Il s'imaginait en train de prendre la fuite par la fenêtre et se mettre à courir jusqu'il n'ait plus de souffle. Puis, faire du pouce jusqu'à la métropole où il se cacherait jusqu'à ce que ses parents l'oublient. Il revint vite sur Terre, il savait que c'était impossible, que sa mère le retrouverait bien assez tôt et qu'il serait puni à vie. Une fois arrivée devant sa mère, elle lui lança un regard noir. Elle commença à crier et le traitant d'incapable et en lui disant qu'il ruinait son avenir en s'entêtant à échouer. Maintenant, aucune école ne voudrait de lui, il finirait ses jours pauvre et seul. Elle continua son monologue très pessimiste envers l'avenir de son fils jusqu'à ce qu'elle se rende compte qu'elle l'avait fait rater son autobus. Elle lui reprocha de ne pas lui avoir dit qu'il était si tard, que c'était de sa faute si elle était en retard à son boulot. Le reste du trajet se déroula dans un lourd silence. Il réalisa que cela faisait de nombreux mois qu'il n'avait pas eu de véritables conversations avec sa mère. En fait, il ne s'en rappelait pas vraiment comme leurs conversations actuelles occupaient déjà la majorité de ses pensées. Il ne voyait en elle qu'une femme froide et rigide avec qui il ne partageait pratiquement pas de points communs. Ses parents avaient un esprit très cartésien et mathématique, mais lui préférait les arts et l'émotion qu'aux chiffres. Jacob avait anciennement un talent fou en dessin, un talent que ses parents ont toujours peu apprécié puisqu'être artiste ne rapportait pas beaucoup. Depuis le déménagement, Jacob avait perdu toute envie de dessiner. Il souhaitait s'enfuir de cette vie dans laquelle il ne pouvait s'exprimer.

Pendant qu'ils roulaient, son regard fut attiré par une pancarte publicitaire. Sur celle-ci on pouvait lire : « Parler de suicide sauve des vies. » Il n'avait jusqu'alors jamais vraiment compris les jeunes qui posaient un tel geste, mais ce jour-là, il trouvait que cette solution faisait du sens. Il n'aurait plus à vivre avec ses parents qui ne le comprenaient pas, il n'aurait plus à vivre avec toute cette pression, il n'aurait plu à se casser la tête pour son futur. Ses pensées continuèrent à imaginer une vie où il n'y saurait plus tout au long de la journée et des journées suivantes. Il y pensait en classe, dans l'autobus, dans les pauses, la nuit, les pensées suicidaires gagnaient un peu plus de terrain chaque jour.

La semaine suivante, en revenant de l'école, Jacob finit d'écrire sa lettre et alla la poser sur le comptoir de la cuisine. Il l'avait mis dans une enveloppe blanche qui paraissait beaucoup trop simple en comparatif aux émotions complexes que vivaient Jacob.
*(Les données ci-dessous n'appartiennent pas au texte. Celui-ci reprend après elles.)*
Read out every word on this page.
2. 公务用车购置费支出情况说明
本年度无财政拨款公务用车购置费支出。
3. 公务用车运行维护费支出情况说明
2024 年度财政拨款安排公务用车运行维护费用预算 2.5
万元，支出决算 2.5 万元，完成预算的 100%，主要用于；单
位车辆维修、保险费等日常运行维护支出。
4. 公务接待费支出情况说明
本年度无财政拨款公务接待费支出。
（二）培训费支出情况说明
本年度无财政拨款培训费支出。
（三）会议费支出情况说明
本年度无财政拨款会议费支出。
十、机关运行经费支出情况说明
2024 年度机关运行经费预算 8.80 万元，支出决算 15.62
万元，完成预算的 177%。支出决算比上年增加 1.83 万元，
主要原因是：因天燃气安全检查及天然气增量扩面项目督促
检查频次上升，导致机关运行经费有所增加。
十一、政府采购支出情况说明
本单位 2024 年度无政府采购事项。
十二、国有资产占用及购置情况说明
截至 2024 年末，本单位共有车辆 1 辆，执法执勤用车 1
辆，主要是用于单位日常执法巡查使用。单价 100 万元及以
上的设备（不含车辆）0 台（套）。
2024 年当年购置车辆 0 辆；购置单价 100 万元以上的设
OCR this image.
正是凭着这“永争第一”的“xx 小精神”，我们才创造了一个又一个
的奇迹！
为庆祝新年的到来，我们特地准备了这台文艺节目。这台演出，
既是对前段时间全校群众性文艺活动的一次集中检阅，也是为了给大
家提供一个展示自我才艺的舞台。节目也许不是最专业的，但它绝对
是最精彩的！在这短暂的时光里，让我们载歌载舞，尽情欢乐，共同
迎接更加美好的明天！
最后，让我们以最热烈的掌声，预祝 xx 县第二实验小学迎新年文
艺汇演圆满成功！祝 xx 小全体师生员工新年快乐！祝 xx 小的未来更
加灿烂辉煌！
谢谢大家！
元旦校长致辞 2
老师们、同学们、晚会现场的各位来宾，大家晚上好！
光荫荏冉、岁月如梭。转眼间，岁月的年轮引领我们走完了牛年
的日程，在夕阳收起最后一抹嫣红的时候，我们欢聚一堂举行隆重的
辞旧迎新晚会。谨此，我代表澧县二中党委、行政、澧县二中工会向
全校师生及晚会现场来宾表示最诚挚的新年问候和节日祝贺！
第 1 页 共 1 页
Il entra dans le garage et prit une corde qui trainait sur le coffre à outils de son père. Il l'accrocha après une des poutres au plafond en montant sur l'escabeau.

Il se sentait tellement seul et incompris. Il passa lentement la corde autour de son cou. Il avait peur, il souhaitait que ses malheurs s'arrêtent pour de bon, que cette pression prenne fin. Ses pieds se rapprochaient dangereusement du bord de l'escabeau.